The σB regulon in Staphylococcus aureus and its regulation

Abstract

The Staphylococcus aureus genome codes for a sigma factor that shows close sequence similarity to the alternative sigma factor σ B of Bacillus subtilis. However, of the proteins controlling the activity of σ B in B. subtilis only RsbU, RsbV, and RsbW are encoded in the staphylococcal genome. Therefore, the regulation of the σ B activity must differ between these two bacterial species. The present study was designed (i) to describe the σ B regulon and (ii) to identify stimuli leading to an activation of σ B-dependent transcription. All conditions under which σ B was activated in S. aureus (heat shock, addition of MnCl 2 or NaCl, alkaline shock) required the presence of RsbU, a positive regulator of σ B. In contrast to B. subtilis, a drop in the cellular ATP level caused by the addition of carbonyl cyanide m-chlorophenylhydrazone did not lead to an activation of σ B in S. aureus.
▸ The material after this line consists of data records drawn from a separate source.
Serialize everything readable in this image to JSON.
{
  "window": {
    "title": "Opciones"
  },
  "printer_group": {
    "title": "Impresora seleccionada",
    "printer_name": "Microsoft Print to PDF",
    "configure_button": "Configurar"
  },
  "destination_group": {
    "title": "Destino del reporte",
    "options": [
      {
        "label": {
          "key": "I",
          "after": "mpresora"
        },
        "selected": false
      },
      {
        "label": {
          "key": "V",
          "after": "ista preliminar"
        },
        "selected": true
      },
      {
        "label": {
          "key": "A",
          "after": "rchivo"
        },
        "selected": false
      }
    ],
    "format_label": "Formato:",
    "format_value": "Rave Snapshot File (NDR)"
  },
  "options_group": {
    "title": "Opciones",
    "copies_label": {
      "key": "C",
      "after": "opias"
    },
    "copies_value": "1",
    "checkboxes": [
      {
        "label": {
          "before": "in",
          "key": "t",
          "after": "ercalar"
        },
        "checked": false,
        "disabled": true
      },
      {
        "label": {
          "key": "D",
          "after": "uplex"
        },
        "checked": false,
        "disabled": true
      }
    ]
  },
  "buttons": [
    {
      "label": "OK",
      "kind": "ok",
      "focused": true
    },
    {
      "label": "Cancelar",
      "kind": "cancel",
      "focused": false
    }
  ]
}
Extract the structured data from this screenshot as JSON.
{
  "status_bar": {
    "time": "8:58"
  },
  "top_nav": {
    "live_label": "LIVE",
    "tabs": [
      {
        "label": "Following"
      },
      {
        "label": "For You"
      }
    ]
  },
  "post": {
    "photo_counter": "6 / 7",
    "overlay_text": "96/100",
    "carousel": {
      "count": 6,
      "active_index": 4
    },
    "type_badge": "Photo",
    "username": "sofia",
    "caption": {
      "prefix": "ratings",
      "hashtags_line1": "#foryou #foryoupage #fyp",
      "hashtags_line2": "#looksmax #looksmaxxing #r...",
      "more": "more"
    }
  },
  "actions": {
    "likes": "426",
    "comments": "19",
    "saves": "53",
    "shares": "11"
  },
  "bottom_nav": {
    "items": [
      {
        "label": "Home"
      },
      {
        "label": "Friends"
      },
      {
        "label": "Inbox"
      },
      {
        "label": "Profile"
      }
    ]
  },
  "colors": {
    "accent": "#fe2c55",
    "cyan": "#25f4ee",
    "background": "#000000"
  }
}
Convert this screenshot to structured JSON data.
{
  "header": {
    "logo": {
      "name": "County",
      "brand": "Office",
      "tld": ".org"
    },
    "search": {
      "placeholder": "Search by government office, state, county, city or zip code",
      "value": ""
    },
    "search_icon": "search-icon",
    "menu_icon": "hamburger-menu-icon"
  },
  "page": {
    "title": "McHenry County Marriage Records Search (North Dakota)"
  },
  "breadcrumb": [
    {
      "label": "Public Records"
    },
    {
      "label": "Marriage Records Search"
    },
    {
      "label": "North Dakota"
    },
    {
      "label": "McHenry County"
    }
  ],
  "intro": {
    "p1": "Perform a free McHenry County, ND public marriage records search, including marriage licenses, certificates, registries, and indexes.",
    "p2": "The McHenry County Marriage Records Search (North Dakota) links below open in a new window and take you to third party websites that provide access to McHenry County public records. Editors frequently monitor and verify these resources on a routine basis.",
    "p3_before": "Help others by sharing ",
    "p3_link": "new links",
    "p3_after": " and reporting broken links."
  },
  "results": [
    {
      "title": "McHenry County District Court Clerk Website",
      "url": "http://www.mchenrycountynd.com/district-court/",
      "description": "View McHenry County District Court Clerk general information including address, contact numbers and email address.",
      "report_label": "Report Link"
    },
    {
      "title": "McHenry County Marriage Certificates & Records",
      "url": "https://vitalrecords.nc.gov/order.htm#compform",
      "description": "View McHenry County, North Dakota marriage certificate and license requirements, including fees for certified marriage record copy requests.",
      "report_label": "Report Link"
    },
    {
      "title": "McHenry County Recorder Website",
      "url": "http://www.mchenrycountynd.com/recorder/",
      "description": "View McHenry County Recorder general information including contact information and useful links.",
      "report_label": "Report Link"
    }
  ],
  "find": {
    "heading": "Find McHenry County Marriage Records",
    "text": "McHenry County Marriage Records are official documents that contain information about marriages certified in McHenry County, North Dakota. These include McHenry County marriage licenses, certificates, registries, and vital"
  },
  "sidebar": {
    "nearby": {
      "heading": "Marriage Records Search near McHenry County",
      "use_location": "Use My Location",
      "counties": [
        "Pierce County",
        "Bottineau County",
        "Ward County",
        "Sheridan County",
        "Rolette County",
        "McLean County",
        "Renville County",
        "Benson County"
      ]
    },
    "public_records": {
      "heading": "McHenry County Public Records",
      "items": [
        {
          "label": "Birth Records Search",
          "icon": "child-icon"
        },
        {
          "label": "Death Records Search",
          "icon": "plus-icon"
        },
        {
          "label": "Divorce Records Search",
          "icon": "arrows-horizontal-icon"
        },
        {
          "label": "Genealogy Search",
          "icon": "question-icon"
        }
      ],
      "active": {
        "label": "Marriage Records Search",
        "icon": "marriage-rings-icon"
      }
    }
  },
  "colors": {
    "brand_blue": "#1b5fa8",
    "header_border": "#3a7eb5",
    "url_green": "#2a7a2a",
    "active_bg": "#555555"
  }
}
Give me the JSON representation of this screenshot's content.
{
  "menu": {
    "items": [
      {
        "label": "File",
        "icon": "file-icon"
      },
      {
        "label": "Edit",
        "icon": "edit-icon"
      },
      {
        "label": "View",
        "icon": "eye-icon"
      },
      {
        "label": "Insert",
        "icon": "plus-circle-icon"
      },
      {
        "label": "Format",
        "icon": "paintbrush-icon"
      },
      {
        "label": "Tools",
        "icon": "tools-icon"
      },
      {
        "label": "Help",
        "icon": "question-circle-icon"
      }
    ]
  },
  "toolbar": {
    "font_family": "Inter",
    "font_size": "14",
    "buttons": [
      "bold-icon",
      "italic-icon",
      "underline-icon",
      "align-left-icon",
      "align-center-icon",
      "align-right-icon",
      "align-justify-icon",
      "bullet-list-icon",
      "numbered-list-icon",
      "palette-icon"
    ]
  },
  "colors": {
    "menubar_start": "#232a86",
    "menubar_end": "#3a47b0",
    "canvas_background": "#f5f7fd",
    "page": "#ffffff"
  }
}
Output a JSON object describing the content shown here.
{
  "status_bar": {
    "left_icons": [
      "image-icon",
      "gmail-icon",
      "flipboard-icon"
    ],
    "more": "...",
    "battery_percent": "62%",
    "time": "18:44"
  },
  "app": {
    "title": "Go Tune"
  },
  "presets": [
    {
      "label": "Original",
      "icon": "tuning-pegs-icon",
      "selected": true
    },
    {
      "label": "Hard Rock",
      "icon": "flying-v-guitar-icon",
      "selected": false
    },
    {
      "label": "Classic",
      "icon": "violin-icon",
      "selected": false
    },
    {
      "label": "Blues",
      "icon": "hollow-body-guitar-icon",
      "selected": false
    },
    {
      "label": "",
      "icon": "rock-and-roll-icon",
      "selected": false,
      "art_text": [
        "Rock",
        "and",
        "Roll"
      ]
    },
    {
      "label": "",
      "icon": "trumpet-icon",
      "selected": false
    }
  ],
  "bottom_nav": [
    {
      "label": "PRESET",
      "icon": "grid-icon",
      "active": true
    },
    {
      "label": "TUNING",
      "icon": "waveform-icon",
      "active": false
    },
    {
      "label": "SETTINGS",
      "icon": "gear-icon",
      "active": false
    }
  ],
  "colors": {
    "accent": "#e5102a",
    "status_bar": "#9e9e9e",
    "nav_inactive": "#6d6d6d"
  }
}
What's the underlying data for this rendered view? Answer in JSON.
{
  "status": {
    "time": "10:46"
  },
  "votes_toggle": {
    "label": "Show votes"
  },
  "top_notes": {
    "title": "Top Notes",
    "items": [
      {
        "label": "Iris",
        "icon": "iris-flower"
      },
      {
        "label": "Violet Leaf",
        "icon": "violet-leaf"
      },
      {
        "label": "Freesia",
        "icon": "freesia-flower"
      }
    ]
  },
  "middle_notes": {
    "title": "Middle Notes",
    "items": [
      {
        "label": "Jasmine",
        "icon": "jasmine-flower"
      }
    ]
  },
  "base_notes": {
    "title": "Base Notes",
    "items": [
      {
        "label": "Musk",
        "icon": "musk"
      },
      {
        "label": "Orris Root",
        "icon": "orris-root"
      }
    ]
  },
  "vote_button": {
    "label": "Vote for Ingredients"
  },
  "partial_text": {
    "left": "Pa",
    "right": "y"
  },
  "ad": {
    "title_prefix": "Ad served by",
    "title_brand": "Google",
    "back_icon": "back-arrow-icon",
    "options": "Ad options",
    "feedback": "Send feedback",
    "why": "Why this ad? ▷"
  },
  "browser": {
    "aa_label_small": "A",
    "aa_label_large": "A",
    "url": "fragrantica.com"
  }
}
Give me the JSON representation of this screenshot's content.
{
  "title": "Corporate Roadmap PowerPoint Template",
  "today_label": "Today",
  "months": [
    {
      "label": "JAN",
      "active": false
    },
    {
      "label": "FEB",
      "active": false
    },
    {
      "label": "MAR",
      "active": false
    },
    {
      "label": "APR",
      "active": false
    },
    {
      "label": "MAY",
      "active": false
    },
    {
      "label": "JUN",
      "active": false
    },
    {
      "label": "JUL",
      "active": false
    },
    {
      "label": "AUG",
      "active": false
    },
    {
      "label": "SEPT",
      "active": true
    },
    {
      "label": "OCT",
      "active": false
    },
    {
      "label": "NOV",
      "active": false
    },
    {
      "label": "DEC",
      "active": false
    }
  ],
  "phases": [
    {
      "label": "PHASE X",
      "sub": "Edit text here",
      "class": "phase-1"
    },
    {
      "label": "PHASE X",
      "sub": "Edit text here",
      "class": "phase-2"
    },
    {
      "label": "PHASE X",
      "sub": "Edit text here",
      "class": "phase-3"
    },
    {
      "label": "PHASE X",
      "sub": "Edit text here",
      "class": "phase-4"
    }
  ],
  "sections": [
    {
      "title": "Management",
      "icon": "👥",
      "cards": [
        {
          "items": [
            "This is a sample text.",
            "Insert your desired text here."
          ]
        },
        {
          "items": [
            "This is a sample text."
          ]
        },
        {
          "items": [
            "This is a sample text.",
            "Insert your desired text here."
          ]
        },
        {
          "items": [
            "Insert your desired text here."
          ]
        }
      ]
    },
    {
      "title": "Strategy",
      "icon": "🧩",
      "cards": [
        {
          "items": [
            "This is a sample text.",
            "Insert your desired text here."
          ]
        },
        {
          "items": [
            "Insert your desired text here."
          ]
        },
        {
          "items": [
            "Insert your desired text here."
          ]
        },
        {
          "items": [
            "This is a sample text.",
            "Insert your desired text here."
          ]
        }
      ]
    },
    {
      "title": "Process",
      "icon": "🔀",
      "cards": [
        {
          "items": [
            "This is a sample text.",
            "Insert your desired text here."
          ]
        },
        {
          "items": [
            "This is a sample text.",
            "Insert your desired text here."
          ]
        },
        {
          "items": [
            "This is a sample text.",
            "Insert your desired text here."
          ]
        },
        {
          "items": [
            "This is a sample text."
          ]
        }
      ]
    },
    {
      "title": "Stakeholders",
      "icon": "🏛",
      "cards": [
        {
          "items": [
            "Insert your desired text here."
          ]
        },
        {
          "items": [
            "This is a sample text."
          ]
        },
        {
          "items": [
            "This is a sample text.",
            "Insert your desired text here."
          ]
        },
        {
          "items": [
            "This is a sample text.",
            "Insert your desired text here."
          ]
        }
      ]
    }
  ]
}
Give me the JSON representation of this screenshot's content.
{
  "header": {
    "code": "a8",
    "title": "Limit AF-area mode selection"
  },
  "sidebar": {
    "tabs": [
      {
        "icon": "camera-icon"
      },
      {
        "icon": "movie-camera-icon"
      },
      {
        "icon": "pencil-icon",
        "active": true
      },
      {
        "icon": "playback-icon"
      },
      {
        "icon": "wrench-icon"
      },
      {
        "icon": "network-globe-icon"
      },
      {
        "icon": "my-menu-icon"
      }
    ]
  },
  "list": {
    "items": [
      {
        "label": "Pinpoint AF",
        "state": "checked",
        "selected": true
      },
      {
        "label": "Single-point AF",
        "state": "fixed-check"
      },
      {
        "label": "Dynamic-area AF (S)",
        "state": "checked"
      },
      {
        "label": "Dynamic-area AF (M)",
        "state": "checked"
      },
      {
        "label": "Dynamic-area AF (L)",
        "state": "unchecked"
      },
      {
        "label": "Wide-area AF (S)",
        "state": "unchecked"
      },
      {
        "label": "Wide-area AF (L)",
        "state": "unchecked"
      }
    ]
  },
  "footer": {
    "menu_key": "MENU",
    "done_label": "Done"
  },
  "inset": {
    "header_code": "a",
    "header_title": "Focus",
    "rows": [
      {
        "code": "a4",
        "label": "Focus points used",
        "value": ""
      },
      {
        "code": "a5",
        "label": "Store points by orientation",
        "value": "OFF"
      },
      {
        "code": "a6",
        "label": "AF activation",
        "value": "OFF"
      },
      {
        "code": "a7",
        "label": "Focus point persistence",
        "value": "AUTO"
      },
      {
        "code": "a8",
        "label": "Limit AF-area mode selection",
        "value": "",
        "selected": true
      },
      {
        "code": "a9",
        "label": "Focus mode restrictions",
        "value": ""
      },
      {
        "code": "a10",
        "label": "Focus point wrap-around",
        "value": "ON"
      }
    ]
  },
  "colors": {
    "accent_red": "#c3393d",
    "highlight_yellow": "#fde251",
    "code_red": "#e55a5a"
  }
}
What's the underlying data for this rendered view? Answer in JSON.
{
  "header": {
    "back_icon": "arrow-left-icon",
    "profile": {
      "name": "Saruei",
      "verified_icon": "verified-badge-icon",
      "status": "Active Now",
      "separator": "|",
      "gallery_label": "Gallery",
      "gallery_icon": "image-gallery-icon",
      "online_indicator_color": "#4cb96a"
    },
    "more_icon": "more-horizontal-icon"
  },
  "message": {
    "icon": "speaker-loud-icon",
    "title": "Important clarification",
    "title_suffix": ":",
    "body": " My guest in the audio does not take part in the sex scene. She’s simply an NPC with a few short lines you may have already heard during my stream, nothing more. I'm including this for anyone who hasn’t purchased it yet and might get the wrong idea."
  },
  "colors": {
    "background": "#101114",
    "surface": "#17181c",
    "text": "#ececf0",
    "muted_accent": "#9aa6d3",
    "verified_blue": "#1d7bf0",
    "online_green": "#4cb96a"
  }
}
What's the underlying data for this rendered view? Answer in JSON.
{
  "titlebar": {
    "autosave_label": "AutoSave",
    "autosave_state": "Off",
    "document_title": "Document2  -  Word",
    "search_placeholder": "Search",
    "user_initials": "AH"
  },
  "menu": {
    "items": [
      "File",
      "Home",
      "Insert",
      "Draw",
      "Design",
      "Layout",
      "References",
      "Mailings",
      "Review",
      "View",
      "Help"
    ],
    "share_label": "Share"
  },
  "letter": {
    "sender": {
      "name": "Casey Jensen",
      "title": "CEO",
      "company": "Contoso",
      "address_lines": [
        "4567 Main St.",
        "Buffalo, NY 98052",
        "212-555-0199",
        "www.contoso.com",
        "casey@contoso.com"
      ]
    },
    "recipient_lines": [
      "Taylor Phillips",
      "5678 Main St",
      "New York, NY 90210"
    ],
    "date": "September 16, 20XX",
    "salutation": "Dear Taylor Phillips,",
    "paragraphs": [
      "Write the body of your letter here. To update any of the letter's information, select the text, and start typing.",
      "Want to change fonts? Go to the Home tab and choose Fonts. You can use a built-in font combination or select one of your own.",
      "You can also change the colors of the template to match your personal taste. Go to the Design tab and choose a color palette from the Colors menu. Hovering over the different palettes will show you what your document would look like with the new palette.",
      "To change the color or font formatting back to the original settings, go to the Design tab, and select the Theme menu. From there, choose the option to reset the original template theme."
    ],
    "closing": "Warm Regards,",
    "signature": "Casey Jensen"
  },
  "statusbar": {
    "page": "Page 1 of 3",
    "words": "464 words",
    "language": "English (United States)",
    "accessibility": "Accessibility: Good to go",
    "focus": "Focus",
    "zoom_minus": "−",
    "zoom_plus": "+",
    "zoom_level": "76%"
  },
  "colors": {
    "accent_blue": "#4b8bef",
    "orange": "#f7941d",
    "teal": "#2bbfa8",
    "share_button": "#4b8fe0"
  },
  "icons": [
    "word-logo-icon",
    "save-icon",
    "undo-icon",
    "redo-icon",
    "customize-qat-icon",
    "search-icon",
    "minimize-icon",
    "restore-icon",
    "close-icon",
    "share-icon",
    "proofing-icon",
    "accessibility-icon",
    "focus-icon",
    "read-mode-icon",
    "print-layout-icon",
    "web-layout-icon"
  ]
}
Moreover, ethanol, a strong inductor of σ B activity in B. subtilis, also failed to induce σ B in S. aureus. Expression of sigB and σ B-dependent genes was enhanced following entry into stationary phase of cells grown in complex medium (LB medium). Our DNA microarray data indicated that 122 genes are positively regulated by σ B under alkaline stress conditions. Interestingly, only 12% of these genes have an orthologue in the B. subtilis σ B regulon, suggesting that the function of the σ B regulon in S. aureus is different from that in B. subtilis. We could show that σ B of S. aureus, in contrast to B. subtilis, may have a function in more basic cellular processes such as cell envelope composition, membrane transport processes and intermediary metabolism. σ B-dependent genes identified by the DNA microarray approach were subjected to detailed transcriptional analyses using primer extension and Northern blot techniques. These analyses confirmed our DNA microarray data and furthermore revealed different regulatory groups of σ B-dependent genes.